New York Tech Booms, Even As City's Jobless Rate Rises

NEW YORK -- Mayor Michael Bloomberg announced Tuesday the launch of a website mapping Internet startups in New York City that are hiring.

Speaking at Internet Week New York in SoHo, Bloomberg unveiled the Made in NY Digital Map as he touted the city's fast-growing technology industry for providing New York with a vital economic boost.

"Nearly 500 new technology companies have launched in our city since 2007," creating more than 10,000 jobs, said Bloomberg, citing a study released last week by the Center for an Urban Future, a New York-based think tank.

The study, funded by the Association for a Better New York and AT&T New York, concluded that New York City has the fastest-growing tech industry in the nation and that it now trails only Silicon Valley as America's most active breeding ground for new tech companies.

Yet despite the growing number of tech jobs, the city's unemployment rate continues to rise this year and now hovers 1.7 percent above the national average, according to the Bureau of Labor Statistics.

Jonathan Bowles, director of the Center for an Urban Future and co-author of the center's study, joined the mayor on stage Tuesday afternoon.
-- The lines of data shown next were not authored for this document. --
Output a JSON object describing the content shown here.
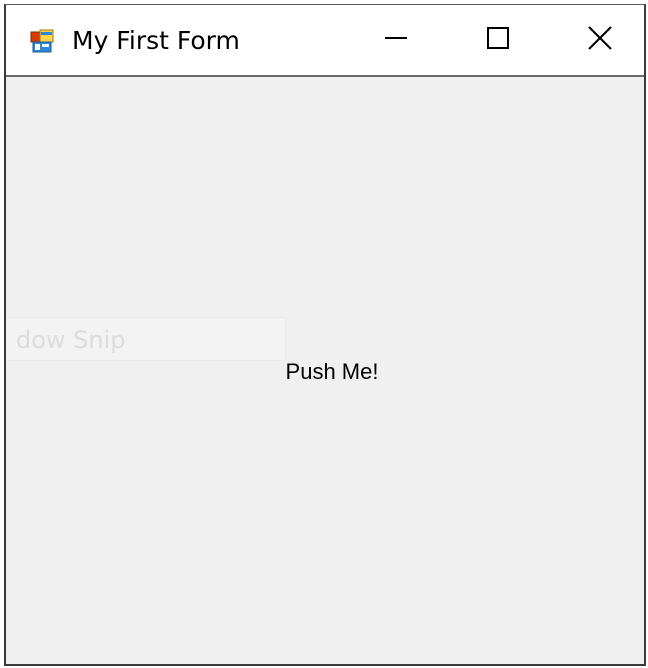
{
  "window": {
    "title": "My First Form",
    "app_icon": "winforms-app-icon",
    "caption_buttons": {
      "minimize_icon": "minimize-icon",
      "maximize_icon": "maximize-icon",
      "close_icon": "close-icon"
    }
  },
  "form": {
    "button_label": "Push Me!",
    "background_color": "#f0f0f0"
  },
  "overlay": {
    "ghost_text": "dow Snip"
  }
}
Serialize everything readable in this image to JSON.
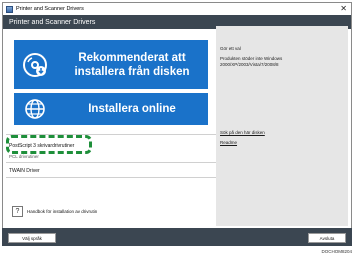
{
  "window": {
    "title": "Printer and Scanner Drivers",
    "close_glyph": "✕"
  },
  "header": {
    "title": "Printer and Scanner Drivers"
  },
  "main": {
    "install_disk_label": "Rekommenderat att installera från disken",
    "install_online_label": "Installera online",
    "items": [
      {
        "label": "PostScript 3 skrivardrivrutiner"
      },
      {
        "label": "PCL drivrutiner"
      },
      {
        "label": "TWAIN Driver"
      }
    ],
    "help_label": "Handbok för installation av drivrutin"
  },
  "right": {
    "heading": "Gör ett val",
    "description": "Produkten stöder inte Windows 2000/XP/2003/Vista/7/2008/8",
    "link1": "Sök på den här disken",
    "link2": "Readme"
  },
  "footer": {
    "language_button": "Välj språk",
    "exit_button": "Avsluta"
  },
  "figure_code": "DOCHOM8204",
  "colors": {
    "header_bg": "#3b4651",
    "button_bg": "#1a72c9",
    "highlight": "#1e8f3a"
  },
  "icons": {
    "disk": "disc-install-icon",
    "online": "globe-icon",
    "help": "question-icon"
  }
}
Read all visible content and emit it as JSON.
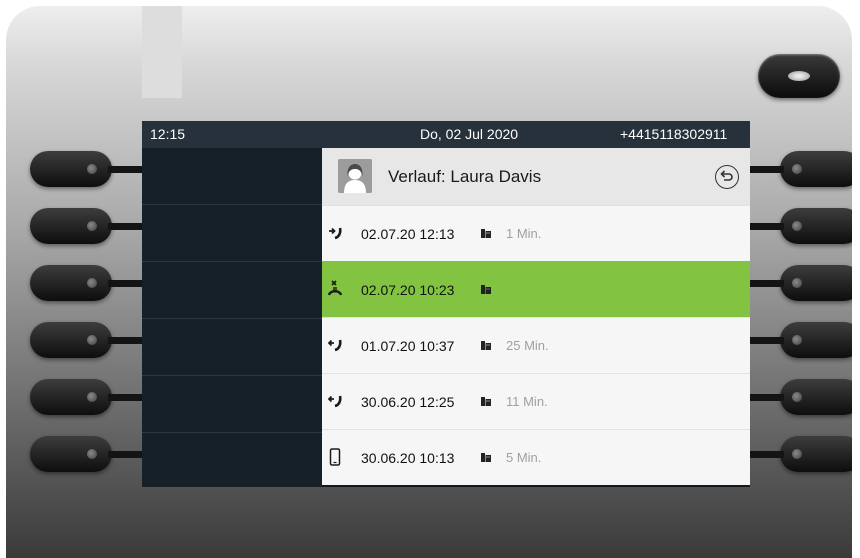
{
  "status_bar": {
    "time": "12:15",
    "date": "Do, 02 Jul 2020",
    "number": "+4415118302911"
  },
  "header": {
    "title": "Verlauf: Laura Davis",
    "avatar_icon": "person-avatar-icon",
    "back_icon": "back-arrow-icon"
  },
  "calls": [
    {
      "type": "outgoing-call-icon",
      "datetime": "02.07.20 12:13",
      "location": "building-icon",
      "duration": "1 Min."
    },
    {
      "type": "missed-call-icon",
      "datetime": "02.07.20 10:23",
      "location": "building-icon",
      "duration": "",
      "selected": true
    },
    {
      "type": "incoming-call-icon",
      "datetime": "01.07.20 10:37",
      "location": "building-icon",
      "duration": "25 Min."
    },
    {
      "type": "incoming-call-icon",
      "datetime": "30.06.20 12:25",
      "location": "building-icon",
      "duration": "11 Min."
    },
    {
      "type": "mobile-phone-icon",
      "datetime": "30.06.20 10:13",
      "location": "building-icon",
      "duration": "5 Min."
    }
  ],
  "colors": {
    "selected_row": "#82c341",
    "screen_background": "#101820",
    "status_bar": "#27313b",
    "header_background": "#e7e7e7"
  }
}
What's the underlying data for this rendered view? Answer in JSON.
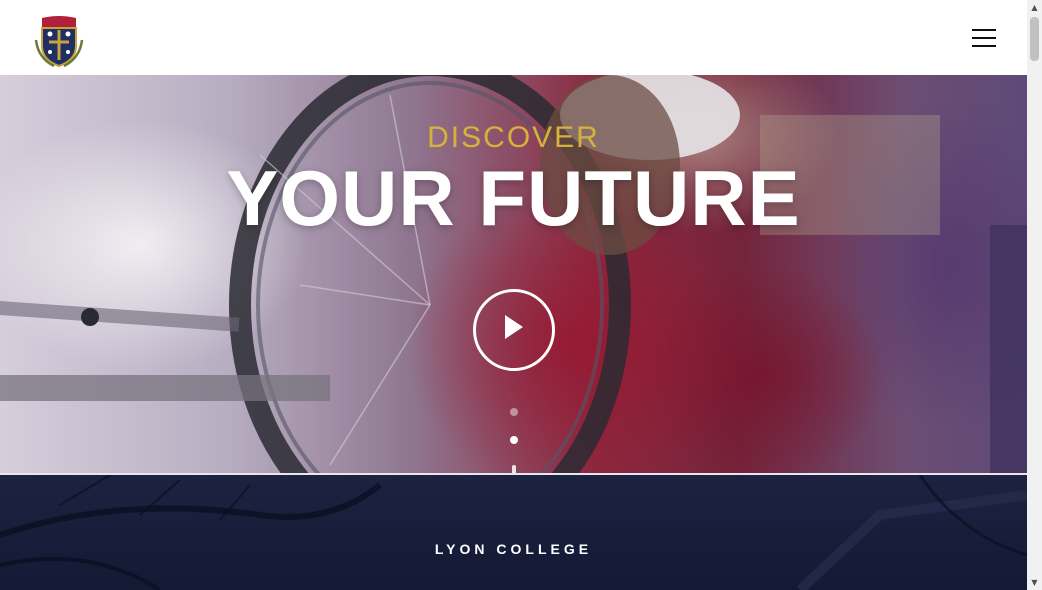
{
  "header": {
    "logo_icon": "college-crest-icon",
    "menu_icon": "hamburger-menu-icon"
  },
  "hero": {
    "eyebrow": "DISCOVER",
    "title": "YOUR FUTURE",
    "play_icon": "play-icon",
    "slides": 2,
    "active_slide": 2
  },
  "section": {
    "label": "LYON COLLEGE"
  },
  "scrollbar": {
    "up_arrow": "▲",
    "down_arrow": "▼"
  },
  "colors": {
    "eyebrow": "#d6b23a",
    "title": "#ffffff",
    "section_bg": "#1c2240",
    "crest_red": "#b0203a",
    "crest_navy": "#1f2f64",
    "crest_gold": "#c9a23a"
  }
}
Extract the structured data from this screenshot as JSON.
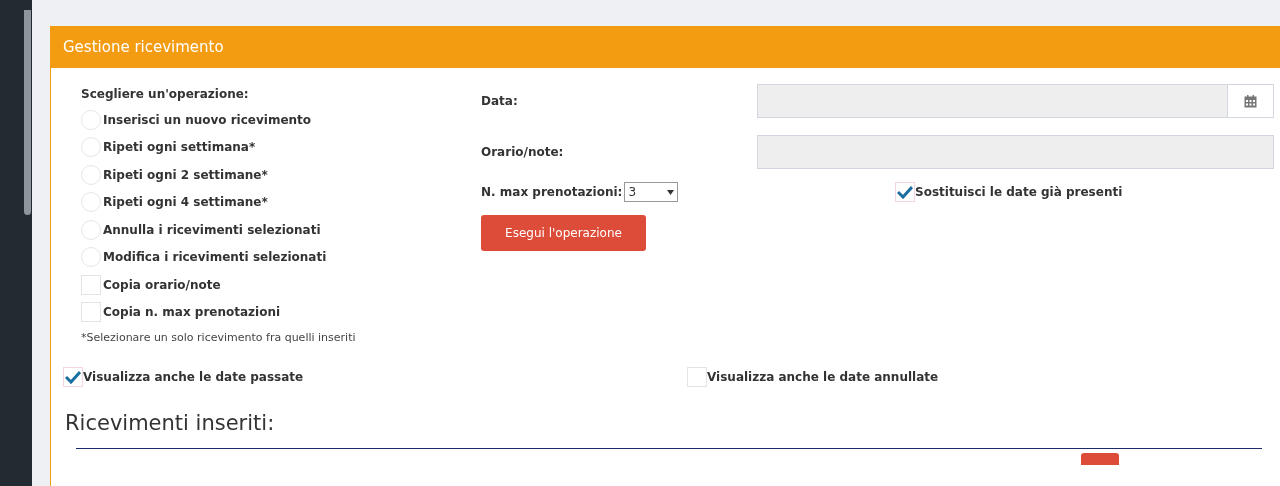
{
  "panel": {
    "title": "Gestione ricevimento"
  },
  "operations": {
    "label": "Scegliere un'operazione:",
    "options": [
      {
        "kind": "radio",
        "label": "Inserisci un nuovo ricevimento",
        "selected": false
      },
      {
        "kind": "radio",
        "label": "Ripeti ogni settimana*",
        "selected": false
      },
      {
        "kind": "radio",
        "label": "Ripeti ogni 2 settimane*",
        "selected": false
      },
      {
        "kind": "radio",
        "label": "Ripeti ogni 4 settimane*",
        "selected": false
      },
      {
        "kind": "radio",
        "label": "Annulla i ricevimenti selezionati",
        "selected": false
      },
      {
        "kind": "radio",
        "label": "Modifica i ricevimenti selezionati",
        "selected": false
      },
      {
        "kind": "checkbox",
        "label": "Copia orario/note",
        "checked": false
      },
      {
        "kind": "checkbox",
        "label": "Copia n. max prenotazioni",
        "checked": false
      }
    ],
    "note": "*Selezionare un solo ricevimento fra quelli inseriti"
  },
  "form": {
    "date_label": "Data:",
    "notes_label": "Orario/note:",
    "max_label": "N. max prenotazioni:",
    "max_value": "3",
    "replace": {
      "label": "Sostituisci le date già presenti",
      "checked": true
    },
    "submit": "Esegui l'operazione"
  },
  "filters": [
    {
      "label": "Visualizza anche le date passate",
      "checked": true
    },
    {
      "label": "Visualizza anche le date annullate",
      "checked": false
    }
  ],
  "list": {
    "title": "Ricevimenti inseriti:"
  }
}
Talking to The Huffington Post after the event, Bowles said part of the reason New York's tech boom is having a limited effect on the city's overall unemployment is that recent hires at startups have tended to be people who relocated to the city or who left jobs in other local industries, such as finance, fashion and media. He noted that half the 103 employees at the startup Tumblr had moved to New York from elsewhere.

The one problem is that when companies hire outside the city, locals -- in this case, those who lack the digital skills in demand -- may get left behind.

"The fact that [New York startup] companies are having to go around the country and around the world to find talent tells you that it has a lot more to do with our public school system and our universities. We have great engineering schools. We just don't have enough of them," said Bloomberg, whose administration has partnered with Cornell University and the Technion to put an applied sciences campus on Roosevelt Island soon.

Still, the mood at Tuesday's gathering was largely optimistic as attendees celebrated New York's evolution into a hub for people who want to start or join technology firms. "It's adding an important layer of diversity to New York's economy," Bowles said. "We've always attracted people in finance and artists, but now we're attracting a lot of technologists and engineers."

According to Bowles, at least 28 startups launched in New York in the last five years were founded by people from Harvard Business School. "Before 2007, if you had people coming out of HBS to New York, they were invariably going to Wall Street. If they were going to build a company, they did it in Boston or Silicon Valley," he said.

New York now has 52,900 people working in the information technology sector, up 28.7 percent from 2007, according to Census Bureau data. Jobs in industries for which the city is historically known -- finance and publishing -- have declined by 5.9 percent and 15.8 percent, respectively, over the same period.

"The message is loud and clear," Rachel Sterne, the city's chief digital officer, told the audience Tuesday. "If you are a graduating engineer, developer or designer at a university and thinking about where you should go to get a job or launch a company, look no further. It's truly clear, based on the strength of this ecosystem, that New York City is absolutely the right place to be."

Sterne added that it's about time New York shed its "Silicon Alley" nickname, often used to describe the cluster of tech companies extending from the city's Flatiron District down to SoHo and TriBeca.

"What this map shows is that a better term is New York City," said Sterne. "We've got MakerBot in downtown Brooklyn, Etsy in DUMBO, Songza in Long Island City. It's no longer just one area."